Isoult of the Rose stood at gaze.
“I see the cage,” said she. “Tell me, will you let the bird go—or cage it?”
“The caged thrush sings on a sunny morning.”
“But a wild bird mopes.”
“Perhaps some of our old worthies will open the door.”
As they went on down into the valley the moon popped once more behind a cloud, and Isoult’s face seemed to grow dark and brooding.

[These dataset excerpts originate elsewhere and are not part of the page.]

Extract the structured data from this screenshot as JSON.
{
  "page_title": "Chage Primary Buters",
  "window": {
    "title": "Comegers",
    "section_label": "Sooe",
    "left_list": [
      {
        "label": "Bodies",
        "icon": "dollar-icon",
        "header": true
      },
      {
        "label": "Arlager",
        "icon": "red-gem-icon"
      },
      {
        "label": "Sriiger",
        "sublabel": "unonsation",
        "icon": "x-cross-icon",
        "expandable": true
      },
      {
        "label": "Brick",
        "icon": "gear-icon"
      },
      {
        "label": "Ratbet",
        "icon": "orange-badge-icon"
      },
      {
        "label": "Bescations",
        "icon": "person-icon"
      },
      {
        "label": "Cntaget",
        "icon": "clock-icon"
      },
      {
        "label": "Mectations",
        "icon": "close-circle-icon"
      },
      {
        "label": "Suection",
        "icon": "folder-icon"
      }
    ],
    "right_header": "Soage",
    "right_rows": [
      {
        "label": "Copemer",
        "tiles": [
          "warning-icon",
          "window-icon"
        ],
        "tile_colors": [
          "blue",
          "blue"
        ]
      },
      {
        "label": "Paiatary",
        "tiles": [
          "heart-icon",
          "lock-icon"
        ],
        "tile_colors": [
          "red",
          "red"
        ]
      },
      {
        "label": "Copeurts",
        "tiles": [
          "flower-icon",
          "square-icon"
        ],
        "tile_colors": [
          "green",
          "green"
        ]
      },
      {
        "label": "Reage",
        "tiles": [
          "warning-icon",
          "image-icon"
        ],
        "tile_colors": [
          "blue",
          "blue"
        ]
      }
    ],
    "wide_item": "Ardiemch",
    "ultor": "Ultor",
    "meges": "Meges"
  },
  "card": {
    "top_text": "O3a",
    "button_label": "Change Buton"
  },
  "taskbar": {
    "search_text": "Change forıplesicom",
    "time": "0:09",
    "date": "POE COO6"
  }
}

She moved beside Fulk of the Forest, mute, solemn, distraught, her eyes looking into the distance where the great downs lay like faint shadows against the sky. A mood of mystery held her, the sadness of foreseeing dolour and pain and blood and the snarling mouths of furious men.
Three old yew trees grew by the gate in the meadow fence, and Isoult paused there and gripped Fulk’s arm. Her white face looked into his, and he could see a gleaming inward light shining from her eyes.
“Consider, consider, I charge you. I shall bring you woe.”
He smiled in her eyes.
“A witch’s trick; an old woman’s warning!”
“If you and I were old I might have no pity. I give you your choice.”
“You chose for me when you came a-hunting,” he said laconically. “I am the friend of the deer.”